MY WAR: Wartime Photographs by Vietnam Veterans
In honor of the 2,709,918 Americans who served in Vietnam during the war we present MY WAR, reflecting veterans’ experiences through their own perspectives.
MY WAR is an exhibition presenting a collection of personal photographs and poetry by Vietnam veterans, offering an all-but-unexplored viewpoint on that war and the men who fought it. Photographed during the war, the memories for these men are indelibly partnered with their collective experiences, and remain vivid decades later. MY WAR invokes both remembrance and dialogue.
THE PHOTOGRAPHERS
Many of the photographs in this exhibition capture the in-between moments.
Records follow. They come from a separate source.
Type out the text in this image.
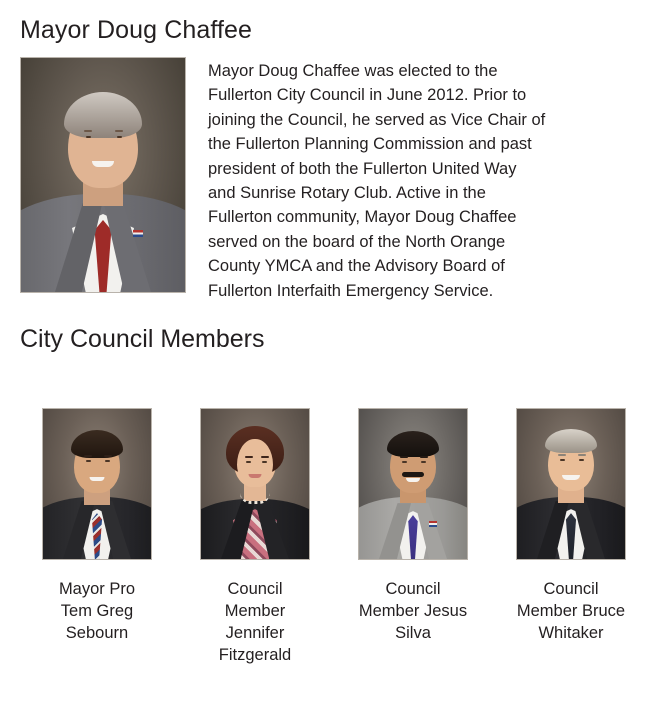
Mayor Doug Chaffee
Mayor Doug Chaffee was elected to the Fullerton City Council in June 2012. Prior to joining the Council, he served as Vice Chair of the Fullerton Planning Commission and past president of both the Fullerton United Way and Sunrise Rotary Club. Active in the Fullerton community, Mayor Doug Chaffee served on the board of the North Orange County YMCA and the Advisory Board of Fullerton Interfaith Emergency Service.
City Council Members
Mayor Pro Tem Greg Sebourn
Council Member Jennifer Fitzgerald
Council Member Jesus Silva
Council Member Bruce Whitaker
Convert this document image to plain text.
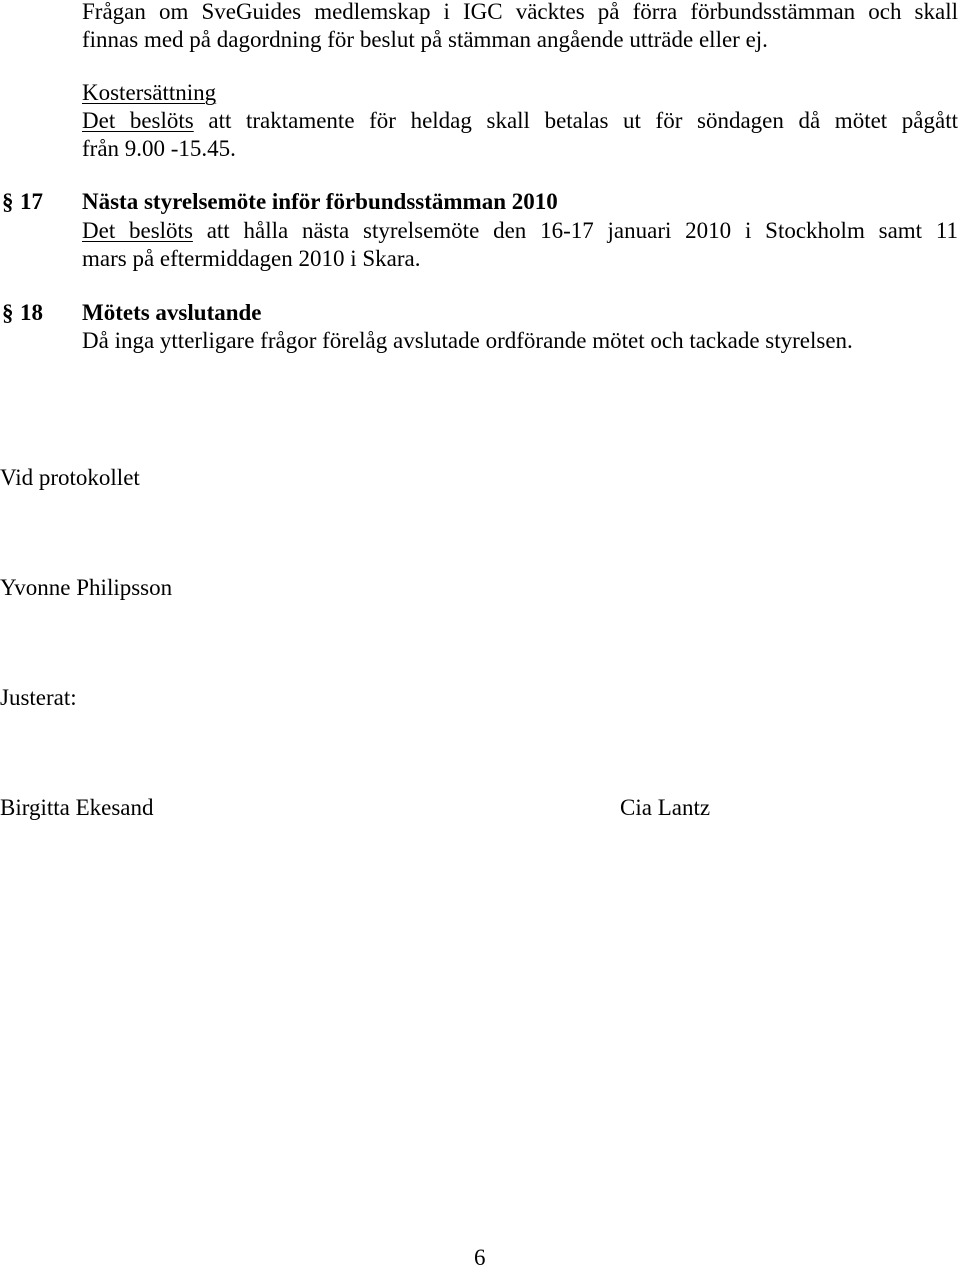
Frågan om SveGuides medlemskap i IGC väcktes på förra förbundsstämman och skall
finnas med på dagordning för beslut på stämman angående utträde eller ej.
Kostersättning
Det beslöts att traktamente för heldag skall betalas ut för söndagen då mötet pågått
från 9.00 -15.45.
§ 17 Nästa styrelsemöte inför förbundsstämman 2010
Det beslöts att hålla nästa styrelsemöte den 16-17 januari 2010 i Stockholm samt 11
mars på eftermiddagen 2010 i Skara.
§ 18 Mötets avslutande
Då inga ytterligare frågor förelåg avslutade ordförande mötet och tackade styrelsen.
Vid protokollet
Yvonne Philipsson
Justerat:
Birgitta Ekesand	Cia Lantz
6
In some cases, in between a friend’s life and death, in between bombing runs or ground offensives, in between here and there, on the road, in wakeful waiting, worrying and hoping, caught in the tedium of teamwork and down moments while ticking away time.
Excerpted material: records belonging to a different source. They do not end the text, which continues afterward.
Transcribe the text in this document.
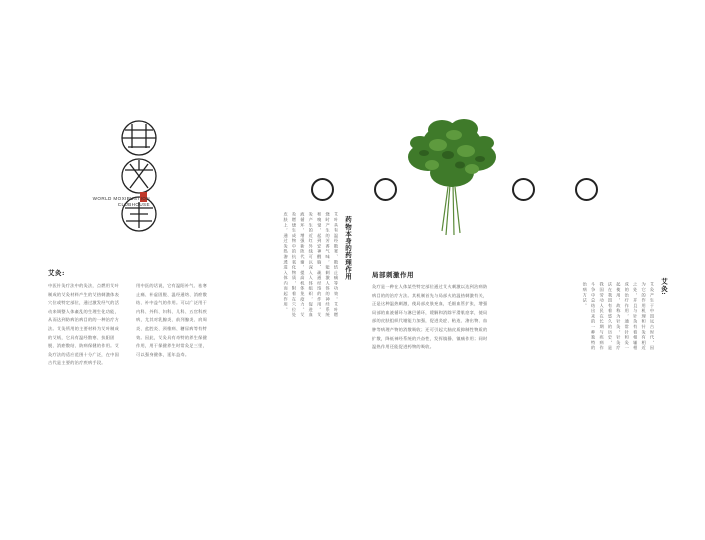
WORLD MOXIBUSTION
CLUBHOUSE
艾灸:
中医针灸疗法中的灸法，点燃用艾叶制成的艾灸材料产生的艾热刺激体表穴位或特定部位，通过激发经气的活动来调整人体紊乱的生理生化功能，从而达到防病治病目的的一种治疗方法。艾灸所用的主要材料为艾叶制成的艾绒，它具有温经散寒、扶阳固脱、消瘀散结、防病保健的作用。艾灸疗法的适应范围十分广泛，在中国古代是主要的治疗疾病手段。
用中医的话说，它有温阳补气、祛寒止痛、补虚固脱、温经通络、消瘀散结、补中益气的作用。可以广泛用于内科、外科、妇科、儿科、五官科疾病，尤其对乳腺炎、前列腺炎、肩周炎、盆腔炎、颈椎病、糖尿病等有特效。因此，艾灸具有奇特的养生保健作用，用于保健养生时常灸足三里，可以强身健体，延年益寿。
药物本身的药理作用
艾叶具有温经散寒、散结止痛等功效。艾叶燃烧时产生的芳香气味，能刺激人体的神经系统和嗅觉，起到安神醒脑、疏通经络的作用。艾灸产生的近红外线可以深入人体组织，促进血液循环，增强新陈代谢，提高机体免疫力。艾灸燃烧生成物中的抗氧化物质，附着在穴位处皮肤上，通过灸热渗透进入体内而起作用。	局部刺激作用
灸疗是一种在人体某些特定部位通过艾火刺激以达到治病防病目的的治疗方法。其机制首先与局部火的温热刺激有关，正是这种温热刺激，使局部皮肤充血，毛细血管扩张，增强局部的血液循环与淋巴循环，缓解和消除平滑肌痉挛，使局部的皮肤组织代谢能力加强，促进炎症、粘连、渗出物、血肿等病理产物的消散吸收；还可引起大脑皮质抑制性物质的扩散，降低神经系统的兴奋性，发挥镇静、镇痛作用；同时温热作用还能促进药物的吸收。
艾灸:
艾灸产生于中国远古时代，因为它的作用机理和针灸有相近之处，并且与针灸有着相辅相成的治疗作用，通常针和灸一起使用，故称为针灸。针灸疗法在我国有着悠久的历史，是我国劳动人民在长期与疾病作斗争中总结出来的一种独特的治病方法。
Four decades on, these veterans not only continue to pay dearly—emotionally, physically and psychologically— but the added wound of being welcomed home as social pariahs is a lifelong scar that still complicates memory.
THE PHOTOGRAPHS
These veterans chose to photograph subjects with enduring war themes: the terrain, the camaraderie, the weaponry, the fighting, moments of levity and visual poetry, moments of quiet and signs of life, and its ever-present invisible partner, death.
“As long as my brothers-and-sisters-in-arms have to live beneath the long shadow cast across their lives by the war; as long as there are those who disrespect and condemn the participants in rather than the architects of that terrible, wasteful conflict; as long as there are those unlucky enough to be plagued with psychological and physical afflictions resultant from their participation in the war; as long as our government continues to see and to use armed conflict as the primary and inescapable response to international conflict; as long as each returned veteran fails to receive his due; as long as there remain scores, even hundreds whose fate remains unknown, be they MIA or KIA; I will feel compelled to keep the war from fading, from ending for myself either.”